A crashing sound ripped the air from somewhere behind him, and he turned for a moment to check it out.

I fired multiple times at his back and head.

He dropped.

Too many trank rounds might kill him, something I didn't want to do, but I couldn't afford the time to check on him and make sure he was okay. Dougat might have more security personnel around. The warehouse distraction south of us was old news. I had to get out of there, but I couldn't leave without Jack and Manu.

I had no feed from Lobo to guide me in my search, so I ran to the center of the building in the hope that I could spot them.

Before I'd gone five steps, Jack dashed toward me from my left, Manu's hand in his.

"What were you doing?" I said, my voice shaking with anger at Jack's violation of our agreement. The air inside was now clean enough that I could talk freely without hurting my throat. "You idiot! You don't freelance, and you don't abandon your team!"

"Manu was terrified and ran," Jack said. "I didn't expect it, and I couldn't see him clearly, so I fell behind him. I couldn't leave him here, Jon. I had to find him."

Though his answer was reasonable, even admirable in some ways, I still shook with anger and adrenaline. I forced myself to nod. "Follow me," I said.

Motion in the corner of my eye caused me to stop and glance to my right. A guard emerged from behind an exhibit and trained a shotgun on Jack and Manu. I couldn't turn in time to stop him.

Another guard ran toward him, screaming as she approached, "Not the boy!"

Jack pushed Manu behind him as the guard turned to the woman and shot in the same motion.

The shell sprayed two exhibits in an arc that ran from the woman to Jack. Jack spun slightly and grabbed his right arm. The woman's left shoulder jerked backward, but her momentum propelled her into the man. The two of them crashed into an exhibit behind him. She rolled away, kicked the man in the neck, and stood, her legs shaking, her uniform's shoulder pad darkening with blood.

"Go," she said, "get the boy out of here."

She looked at her arm, then passed out and fell.

"Let's go," Jack said. He held up his bloody hand. "Now."

I stared at the woman. We should run, but she may well have saved Manu. I couldn't leave her.

"Wait," I said to Jack.

I ran to her, pulled her to a sitting position, and hoisted her over my shoulder. I stood with her, grunting slightly from the effort. She was almost as tall as I was and dense. I settled her on my shoulder and walked back to Jack.

"Follow me," I said. "Heading to you," I said to Lobo as we approached the exit from the building. "Land in the closest clear area—not on people—and direct me in. Prep the medbed; I'm bringing two casualties." Lobo had argued in our planning meeting that if we ended up in a fight he should set down right beside us, and that anyone he squashed in the process was an acceptable casualty, but even with time as short as it was I saw no reason to kill if we could avoid it.

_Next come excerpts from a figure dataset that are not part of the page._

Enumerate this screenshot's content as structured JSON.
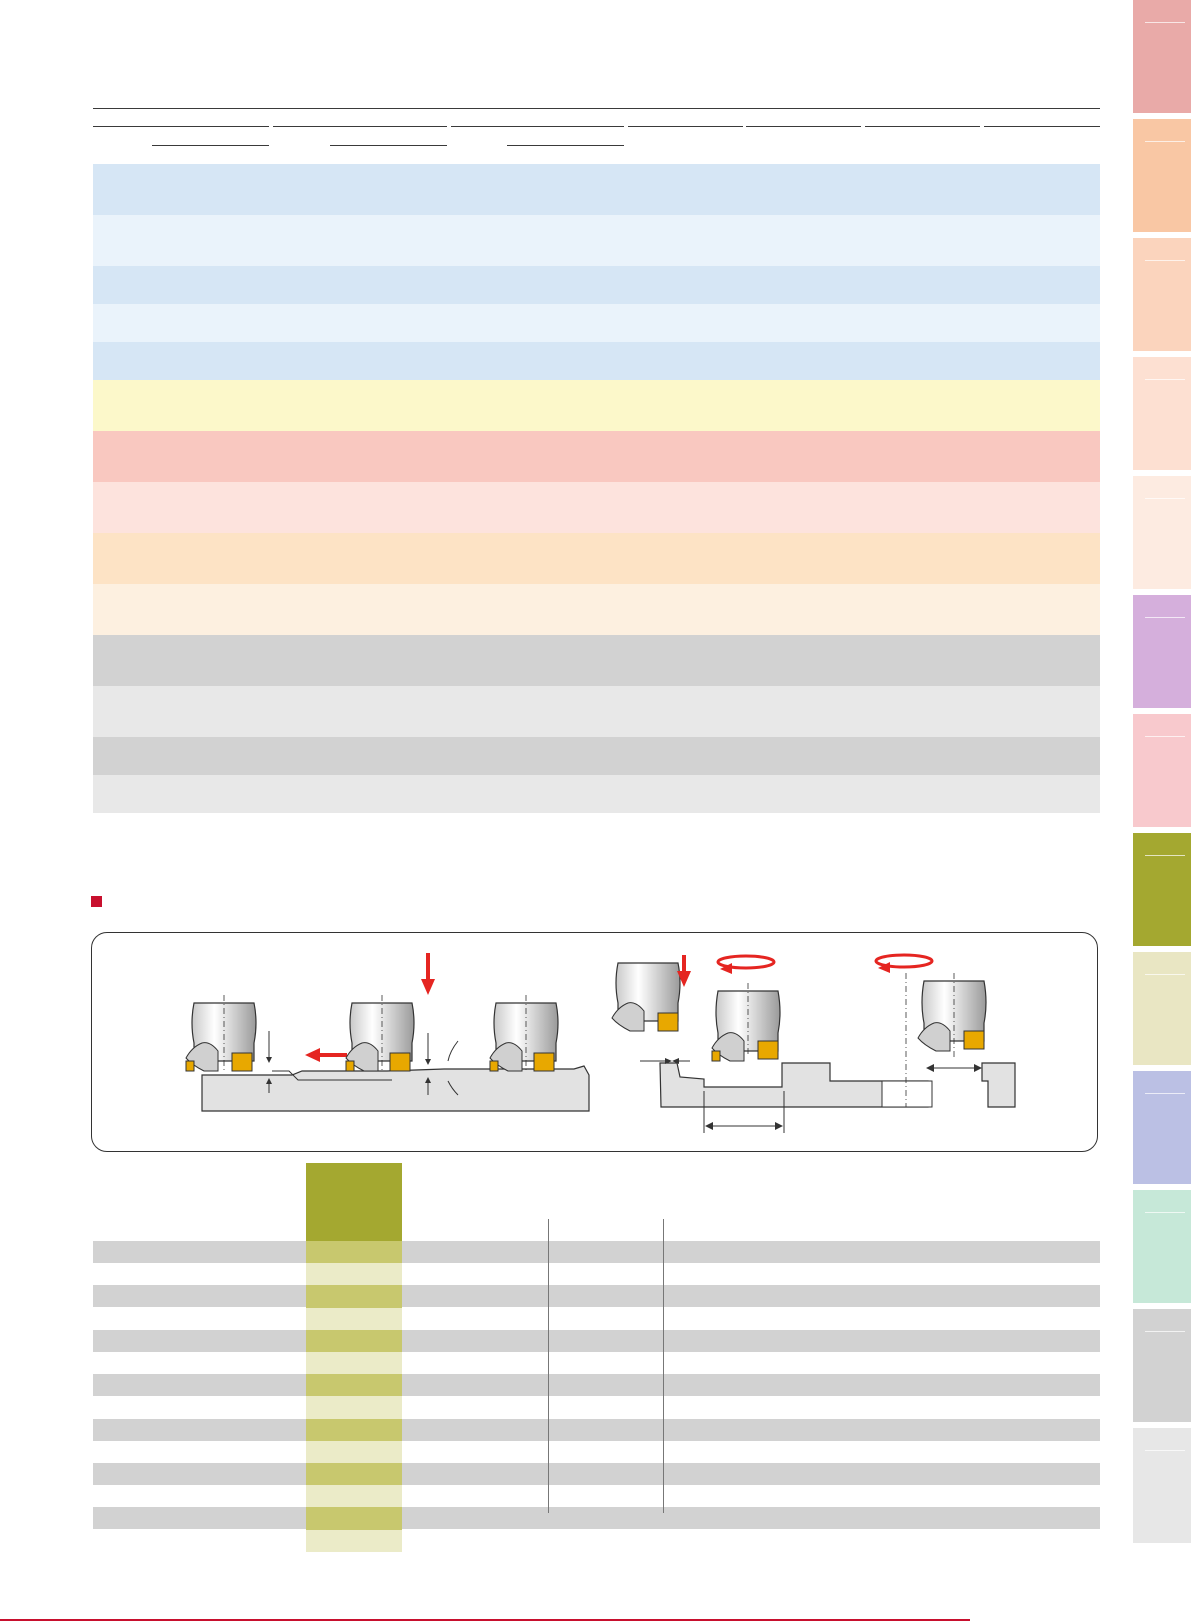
{
  "colors": {
    "accent_red": "#c8102e",
    "active_tab_olive": "#a4a830",
    "blue_dark": "#d6e6f5",
    "blue_light": "#eaf3fb",
    "yellow": "#fcf8ca",
    "red_dark": "#f9c8c0",
    "red_light": "#fde3dd",
    "orange_dark": "#fde3c5",
    "orange_light": "#fdf0e0",
    "gray_dark": "#d2d2d2",
    "gray_light": "#e8e8e8",
    "olive_cell_dark": "#c8c86e",
    "olive_cell_light": "#ebebc8",
    "arrow_red": "#e52521",
    "insert_gold": "#e8a800"
  },
  "side_tabs": [
    {
      "icon": "tab-a",
      "color": "#e9aaa8"
    },
    {
      "icon": "tab-b",
      "color": "#f9c7a4"
    },
    {
      "icon": "tab-c",
      "color": "#fbd4bd"
    },
    {
      "icon": "tab-d",
      "color": "#fde0d2"
    },
    {
      "icon": "tab-e",
      "color": "#fdebe1"
    },
    {
      "icon": "tab-f",
      "color": "#d5afdc"
    },
    {
      "icon": "tab-g",
      "color": "#f8c9cd"
    },
    {
      "icon": "tab-h",
      "color": "#a4a830"
    },
    {
      "icon": "tab-i",
      "color": "#e9e6c3"
    },
    {
      "icon": "tab-j",
      "color": "#bbc0e4"
    },
    {
      "icon": "tab-k",
      "color": "#c6e8d8"
    },
    {
      "icon": "tab-l",
      "color": "#d2d2d2"
    },
    {
      "icon": "tab-m",
      "color": "#e7e7e7"
    }
  ],
  "upper_table": {
    "bands": [
      {
        "group": "blue",
        "shade": "dark",
        "label": ""
      },
      {
        "group": "blue",
        "shade": "light",
        "label": ""
      },
      {
        "group": "blue",
        "shade": "dark",
        "label": ""
      },
      {
        "group": "blue",
        "shade": "light",
        "label": ""
      },
      {
        "group": "blue",
        "shade": "dark",
        "label": ""
      },
      {
        "group": "yellow",
        "shade": "single",
        "label": ""
      },
      {
        "group": "red",
        "shade": "dark",
        "label": ""
      },
      {
        "group": "red",
        "shade": "light",
        "label": ""
      },
      {
        "group": "orange",
        "shade": "dark",
        "label": ""
      },
      {
        "group": "orange",
        "shade": "light",
        "label": ""
      },
      {
        "group": "gray",
        "shade": "dark",
        "label": ""
      },
      {
        "group": "gray",
        "shade": "light",
        "label": ""
      },
      {
        "group": "gray",
        "shade": "dark",
        "label": ""
      },
      {
        "group": "gray",
        "shade": "light",
        "label": ""
      }
    ]
  },
  "diagram_section": {
    "title": "",
    "square_icon": "section-marker-icon"
  },
  "lower_table": {
    "rows": [
      {
        "shade": "dark"
      },
      {
        "shade": "light"
      },
      {
        "shade": "dark"
      },
      {
        "shade": "light"
      },
      {
        "shade": "dark"
      },
      {
        "shade": "light"
      },
      {
        "shade": "dark"
      },
      {
        "shade": "light"
      },
      {
        "shade": "dark"
      },
      {
        "shade": "light"
      },
      {
        "shade": "dark"
      },
      {
        "shade": "light"
      },
      {
        "shade": "dark"
      },
      {
        "shade": "light"
      }
    ]
  }
}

"Moving," Lobo said. "Media scans put police ETA at under ninety seconds. Severity of injury? Jack or Manu hurt?"

"Don't know, and both Jack and a guard," I said.

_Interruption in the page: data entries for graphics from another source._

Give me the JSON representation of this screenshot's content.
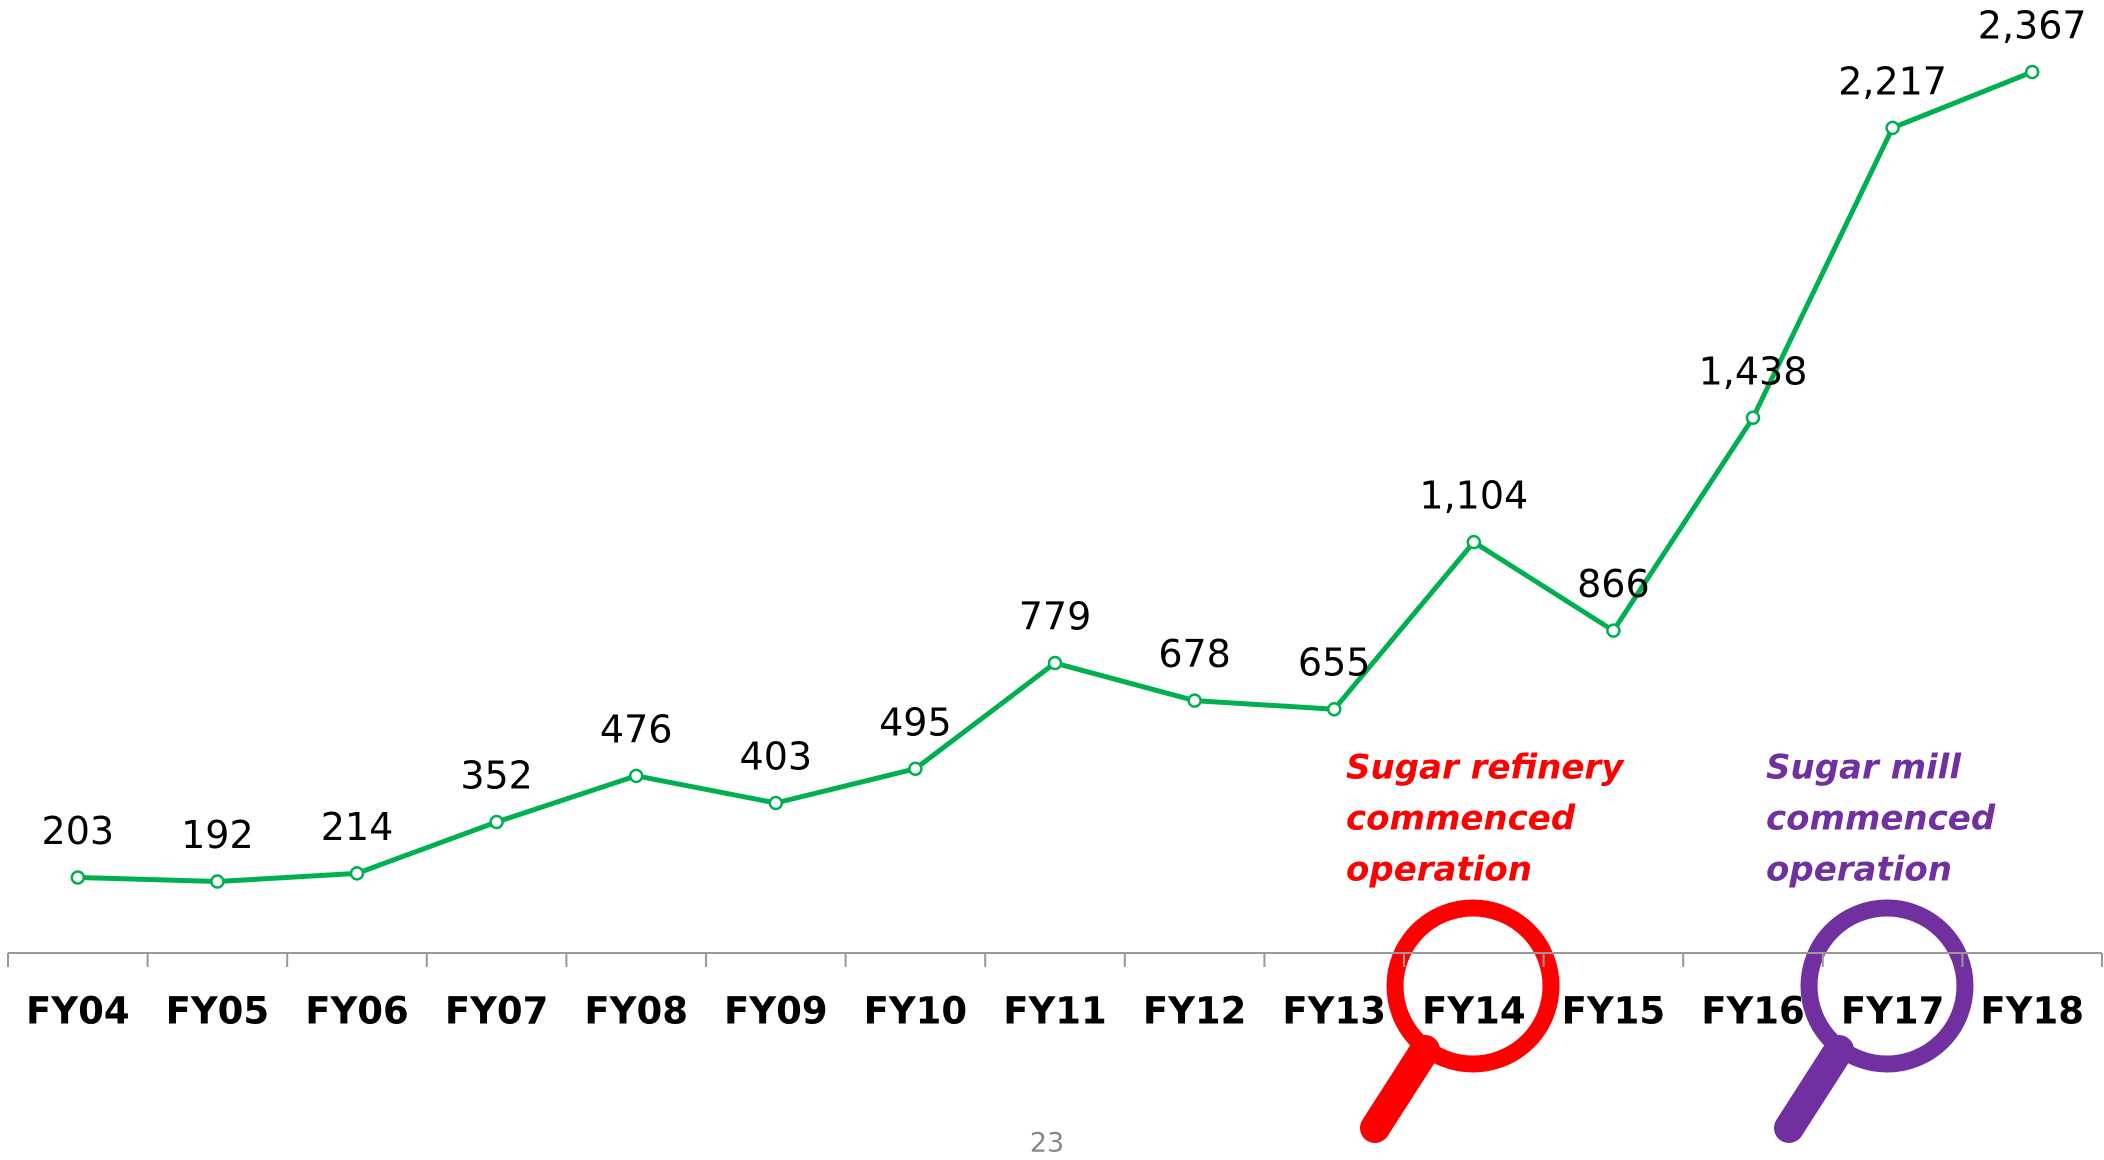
{
  "chart_data": {
    "type": "line",
    "categories": [
      "FY04",
      "FY05",
      "FY06",
      "FY07",
      "FY08",
      "FY09",
      "FY10",
      "FY11",
      "FY12",
      "FY13",
      "FY14",
      "FY15",
      "FY16",
      "FY17",
      "FY18"
    ],
    "series": [
      {
        "color": "#00b050",
        "values": [
          203,
          192,
          214,
          352,
          476,
          403,
          495,
          779,
          678,
          655,
          1104,
          866,
          1438,
          2217,
          2367
        ],
        "value_labels": [
          "203",
          "192",
          "214",
          "352",
          "476",
          "403",
          "495",
          "779",
          "678",
          "655",
          "1,104",
          "866",
          "1,438",
          "2,217",
          "2,367"
        ]
      }
    ],
    "annotations": [
      {
        "lines": [
          "Sugar refinery",
          "commenced",
          "operation"
        ],
        "color": "#ff0000"
      },
      {
        "lines": [
          "Sugar mill",
          "commenced",
          "operation"
        ],
        "color": "#7030a0"
      }
    ]
  },
  "page_number": "23"
}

"We're helping the opposition?" Lobo said.

I kept moving and didn't waste any energy explaining the situation. My chest hurt each time I breathed in, but I pushed my pace. Jack and Manu stayed close to me as we ran. A vector in my left eye's display led me forty meters ahead and to the right, toward the southern side of the grounds. Even with me carrying the guard, we reached Lobo quickly. As we drew closer to him, his camo armor exterior blending so well with the still gas-filled air that anyone watching without IR would have little chance of knowing where he was, he opened a hatch on the side facing us. I ran to him, stepped inside, and turned around to make sure Jack and Manu made it.

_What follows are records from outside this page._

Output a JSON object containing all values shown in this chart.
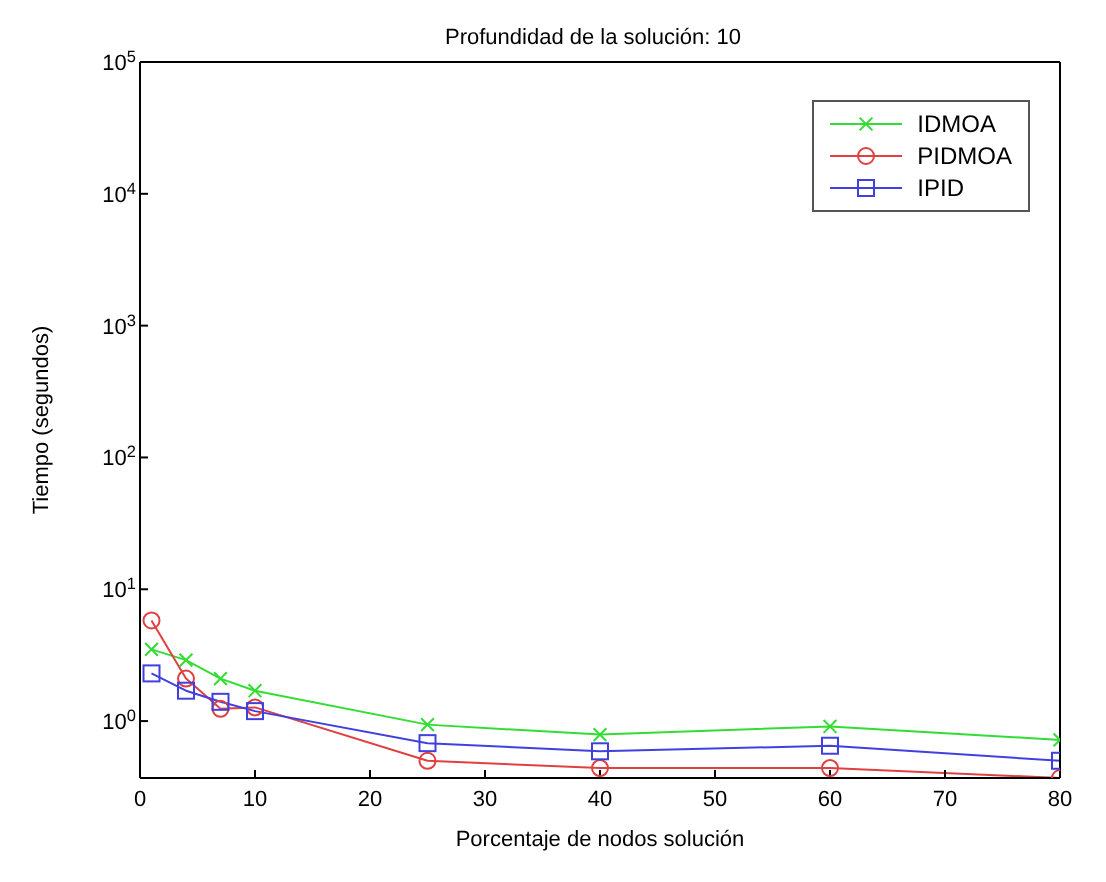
{
  "chart_data": {
    "type": "line",
    "title": "Profundidad de la solución: 10",
    "xlabel": "Porcentaje de nodos solución",
    "ylabel": "Tiempo (segundos)",
    "x": [
      1,
      4,
      7,
      10,
      25,
      40,
      60,
      80
    ],
    "series": [
      {
        "name": "IDMOA",
        "color": "#33dd33",
        "marker": "cross",
        "values": [
          3.5,
          2.9,
          2.1,
          1.7,
          0.94,
          0.79,
          0.91,
          0.72
        ]
      },
      {
        "name": "PIDMOA",
        "color": "#e04040",
        "marker": "circle",
        "values": [
          5.8,
          2.1,
          1.24,
          1.27,
          0.5,
          0.44,
          0.44,
          0.37
        ]
      },
      {
        "name": "IPID",
        "color": "#4040e0",
        "marker": "square",
        "values": [
          2.3,
          1.7,
          1.4,
          1.19,
          0.68,
          0.59,
          0.65,
          0.5
        ]
      }
    ],
    "log": "y",
    "xlim": [
      0,
      80
    ],
    "xticks": [
      0,
      10,
      20,
      30,
      40,
      50,
      60,
      70,
      80
    ],
    "ylim": [
      0.37,
      100000
    ],
    "yticks": [
      {
        "value": 1,
        "label": "10$^{0}$"
      },
      {
        "value": 10,
        "label": "10$^{1}$"
      },
      {
        "value": 100,
        "label": "10$^{2}$"
      },
      {
        "value": 1000,
        "label": "10$^{3}$"
      },
      {
        "value": 10000,
        "label": "10$^{4}$"
      },
      {
        "value": 100000,
        "label": "10$^{5}$"
      }
    ],
    "grid": false,
    "legend": "top right",
    "line_style": "solid"
  }
}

They were right there, Jack actually showing a bit of stress, Manu in tears but leaping perfectly and at speed into Lobo; the practice paid off. Jack entered right behind him, and the hatch shut.

Lobo accelerated as I set the guard on the floor. As I was straightening, I said, "Lobo-."

I never finished the sentence.

I felt Jack's hand on my neck, turned toward him, and sank into blackness.